Over the past decade Ubisoft has gone through some pretty big ups and downs. Of course, us being human beings who prefer to sensationalise the negative, we’ll be looking at the downs. Those of you with an ear to the ground may already be aware of how, in 2004, EA threatened to take over the Ubisoft offices in a big push for expansion.
Assassin’s Creed ultimately saved them with a truly revolutionary twist on the free roamer and almost perfectly timed for new 7th generation console owners to look forward to. Officially, EA was fended off with what I can only describe in a nutshell as a kind of sales pitch (ironically) from the higher ups that focused on ‘unique talents coming together in the Ubisoft way’.
To bring you up to speed with the latest tale of woe for Ubisoft, Vivendi is currently holding around 15% of the company shares and they have now aggressively stated that they want to make it 100%, completely buying them out and taking them over. Interestingly, analyst Michael Pachter explains one major flaw in Vivendi’s plan in an interview with Bloomberg.
That is – if Ubisoft were bought out altogether, a majority of its senior members of staff would leave and disperse to the likes of EA, Activision or any other developer of their choice, frankly. This total buyout of the company would lead to what’s being called a ‘talent exodus’ from the Ubisoft offices. Pachter has a point and if this did happen would Vivendi have gone and shot themselves in the foot? Most likely. And it would be a crying shame as, for example, we’d see the likes of the beloved Rayman franchise creatively fall to pieces, as was the fate of Crash after several different developers held his reins.

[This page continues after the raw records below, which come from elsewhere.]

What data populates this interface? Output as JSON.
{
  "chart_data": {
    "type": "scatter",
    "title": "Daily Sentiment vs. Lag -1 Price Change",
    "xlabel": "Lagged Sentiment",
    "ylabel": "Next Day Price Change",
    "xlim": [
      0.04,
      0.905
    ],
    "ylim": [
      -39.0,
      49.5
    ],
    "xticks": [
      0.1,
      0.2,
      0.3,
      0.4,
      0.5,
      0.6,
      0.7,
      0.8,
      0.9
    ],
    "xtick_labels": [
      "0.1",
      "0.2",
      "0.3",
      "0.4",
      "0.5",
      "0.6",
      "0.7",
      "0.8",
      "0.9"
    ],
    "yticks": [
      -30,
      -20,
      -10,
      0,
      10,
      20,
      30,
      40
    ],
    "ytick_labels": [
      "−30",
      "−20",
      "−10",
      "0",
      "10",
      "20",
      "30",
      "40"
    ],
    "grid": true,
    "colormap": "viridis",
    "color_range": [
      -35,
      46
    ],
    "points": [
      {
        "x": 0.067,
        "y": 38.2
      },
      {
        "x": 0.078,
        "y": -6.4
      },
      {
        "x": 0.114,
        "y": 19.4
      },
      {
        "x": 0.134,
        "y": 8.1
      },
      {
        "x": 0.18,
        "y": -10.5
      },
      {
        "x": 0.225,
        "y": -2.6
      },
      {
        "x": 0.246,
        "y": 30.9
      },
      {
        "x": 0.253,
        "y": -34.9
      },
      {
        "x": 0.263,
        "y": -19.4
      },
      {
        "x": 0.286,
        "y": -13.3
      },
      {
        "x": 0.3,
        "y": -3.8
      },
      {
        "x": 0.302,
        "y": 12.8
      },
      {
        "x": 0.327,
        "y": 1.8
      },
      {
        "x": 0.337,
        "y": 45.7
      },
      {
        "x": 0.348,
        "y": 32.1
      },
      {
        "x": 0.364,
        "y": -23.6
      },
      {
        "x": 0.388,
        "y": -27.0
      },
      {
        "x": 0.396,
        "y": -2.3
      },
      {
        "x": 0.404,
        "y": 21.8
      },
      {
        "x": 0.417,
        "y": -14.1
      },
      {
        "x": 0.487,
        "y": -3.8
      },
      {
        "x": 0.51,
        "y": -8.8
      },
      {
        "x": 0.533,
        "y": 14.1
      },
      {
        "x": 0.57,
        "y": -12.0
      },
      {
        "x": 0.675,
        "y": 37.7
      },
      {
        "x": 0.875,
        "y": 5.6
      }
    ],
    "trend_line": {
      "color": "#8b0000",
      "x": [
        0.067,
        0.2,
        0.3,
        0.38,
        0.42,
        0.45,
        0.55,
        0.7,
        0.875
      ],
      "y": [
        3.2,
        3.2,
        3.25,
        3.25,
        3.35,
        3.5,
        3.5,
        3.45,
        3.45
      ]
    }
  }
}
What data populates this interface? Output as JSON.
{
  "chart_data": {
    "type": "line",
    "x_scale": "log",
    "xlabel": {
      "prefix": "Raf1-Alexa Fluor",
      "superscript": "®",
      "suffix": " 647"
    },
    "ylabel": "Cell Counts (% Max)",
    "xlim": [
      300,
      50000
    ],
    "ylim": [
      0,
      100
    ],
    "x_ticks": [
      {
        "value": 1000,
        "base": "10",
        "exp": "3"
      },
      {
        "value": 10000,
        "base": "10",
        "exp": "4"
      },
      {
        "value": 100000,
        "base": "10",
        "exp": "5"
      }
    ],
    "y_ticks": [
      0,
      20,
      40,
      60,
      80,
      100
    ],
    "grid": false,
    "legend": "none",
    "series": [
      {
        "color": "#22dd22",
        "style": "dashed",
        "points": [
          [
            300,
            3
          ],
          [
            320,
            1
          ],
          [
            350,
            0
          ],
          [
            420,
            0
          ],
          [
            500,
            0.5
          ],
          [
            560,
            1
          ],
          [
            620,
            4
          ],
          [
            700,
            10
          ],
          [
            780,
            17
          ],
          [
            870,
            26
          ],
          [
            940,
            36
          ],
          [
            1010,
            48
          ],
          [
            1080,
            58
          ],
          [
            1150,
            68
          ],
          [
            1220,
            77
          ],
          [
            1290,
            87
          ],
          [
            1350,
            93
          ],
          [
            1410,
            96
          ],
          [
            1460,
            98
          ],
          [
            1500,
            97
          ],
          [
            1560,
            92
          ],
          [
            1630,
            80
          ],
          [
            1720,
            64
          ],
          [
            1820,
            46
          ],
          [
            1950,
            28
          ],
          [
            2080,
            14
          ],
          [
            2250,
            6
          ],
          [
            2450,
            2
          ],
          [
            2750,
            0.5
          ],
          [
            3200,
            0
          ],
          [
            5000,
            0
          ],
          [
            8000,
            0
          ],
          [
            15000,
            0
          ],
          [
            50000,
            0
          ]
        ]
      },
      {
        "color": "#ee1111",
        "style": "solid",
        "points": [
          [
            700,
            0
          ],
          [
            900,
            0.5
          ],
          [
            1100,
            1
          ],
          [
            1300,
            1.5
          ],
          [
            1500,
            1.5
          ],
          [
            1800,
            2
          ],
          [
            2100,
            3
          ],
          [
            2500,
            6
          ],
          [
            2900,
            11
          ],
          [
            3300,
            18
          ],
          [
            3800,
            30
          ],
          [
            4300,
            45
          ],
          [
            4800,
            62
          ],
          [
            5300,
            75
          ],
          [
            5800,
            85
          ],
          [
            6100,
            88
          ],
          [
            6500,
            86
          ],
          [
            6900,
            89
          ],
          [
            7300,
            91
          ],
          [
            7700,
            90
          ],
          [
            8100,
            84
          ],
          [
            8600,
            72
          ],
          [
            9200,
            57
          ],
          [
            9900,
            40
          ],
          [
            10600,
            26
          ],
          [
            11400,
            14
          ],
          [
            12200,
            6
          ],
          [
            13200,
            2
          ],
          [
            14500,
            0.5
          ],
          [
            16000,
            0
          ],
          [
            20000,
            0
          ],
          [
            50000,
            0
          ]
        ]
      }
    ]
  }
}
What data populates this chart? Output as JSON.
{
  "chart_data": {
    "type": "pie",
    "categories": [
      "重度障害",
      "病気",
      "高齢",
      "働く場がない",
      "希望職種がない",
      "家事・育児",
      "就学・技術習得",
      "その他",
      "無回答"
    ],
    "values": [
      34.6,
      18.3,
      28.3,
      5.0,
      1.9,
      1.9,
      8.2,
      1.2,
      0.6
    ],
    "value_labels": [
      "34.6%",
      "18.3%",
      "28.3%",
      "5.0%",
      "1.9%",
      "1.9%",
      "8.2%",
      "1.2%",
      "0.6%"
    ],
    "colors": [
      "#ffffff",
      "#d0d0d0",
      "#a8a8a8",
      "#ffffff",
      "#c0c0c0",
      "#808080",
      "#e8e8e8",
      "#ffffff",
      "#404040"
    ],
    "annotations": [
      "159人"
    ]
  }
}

Aside from the talent exodus being a major trump card for Ubisoft CEO Yves Guillemot to wave about in Vivendi’s face, he seems to be continuing the ‘sales pitch’ style of defence after The Division’s success in sales. Leaning on this very recent triumph and holding the legacy of Far Cry and Assassin’s Creed in a very strong deck of cards, Vivendi’s money grabbing paws may well be kept at bay and Ubisoft may shake the crosshair on its head.
So Ubisoft Will Come Out On Top, Right?
Alas, every coin has two sides and Ubisoft as a company to work for, may not be all sunshine and roses. Now, we’re looking at a threat to Ubisoft from the inside instead. This may seem like a drastic suggestion and before I make my point (or rather the fine gentleman in the video below makes it) we must remember what it’s like to work for a huge games company like Ubisoft.
These days, the videogames industry is gaining more and more traction in the big chase for money and AAA sales. With that comes companies like Ubisoft, who must hit very harsh yearly deadlines to crunch out truly enjoyable content. This inevitably leads to a lot of broken dreams for new and ambitious game developers who end up working twelve hour shifts for weeks on end, never being able to see their loved ones. Special credit goes to Rich at Review Tech USA, who inspired this article. His video below completely encapsulates what I’m talking about here.
It could well be, for the reasons mentioned above and in the video, that Gameplay Director Ryan Barnard left Ubisoft Massive to go and work for Square Enix in its IO Interactive branch before development of The Division came to a close. We found plenty of articles relating to his departure and some saying why he’d be great working on Hitman. None, however seem to explain why he left Ubisoft. With many of Ubisoft’s directors being veterans for over ten years (Barnard was with them for around 7), this was likely a huge decision for Barnard. Perhaps the pot came to a boil and he thought ‘enough was enough’. Or perhaps he fancied a change in scenery. We can but speculate on that one.
Interestingly, his leaving before the end of a big project like The Division goes against Yves Guillemot’s insistence that Ubisoft is a great and open minded place for ‘creatives’ to work. It almost nudges against his ‘sales pitch’ defence. It would explain The Division’s strong start, followed by a forgettable duration…
Ubisoft’s tumultuous presence in the games industry tends to put things in perspective. The Division – fun but forgettable. Assassin’s Creed Syndicate – really struggled on sales. Far Cry Primal – did OK on sales but ultimately stripped many gameplay features for its stone aged theme. If Yves Guillemot is depending on a once-in-a-decade hit (AC, then Division) to keep his company aloft; if veterans like Ryan Barnard are leaving, forgive us if we are not filled with optimism for Ubisoft’s future. Vivendi owned or not.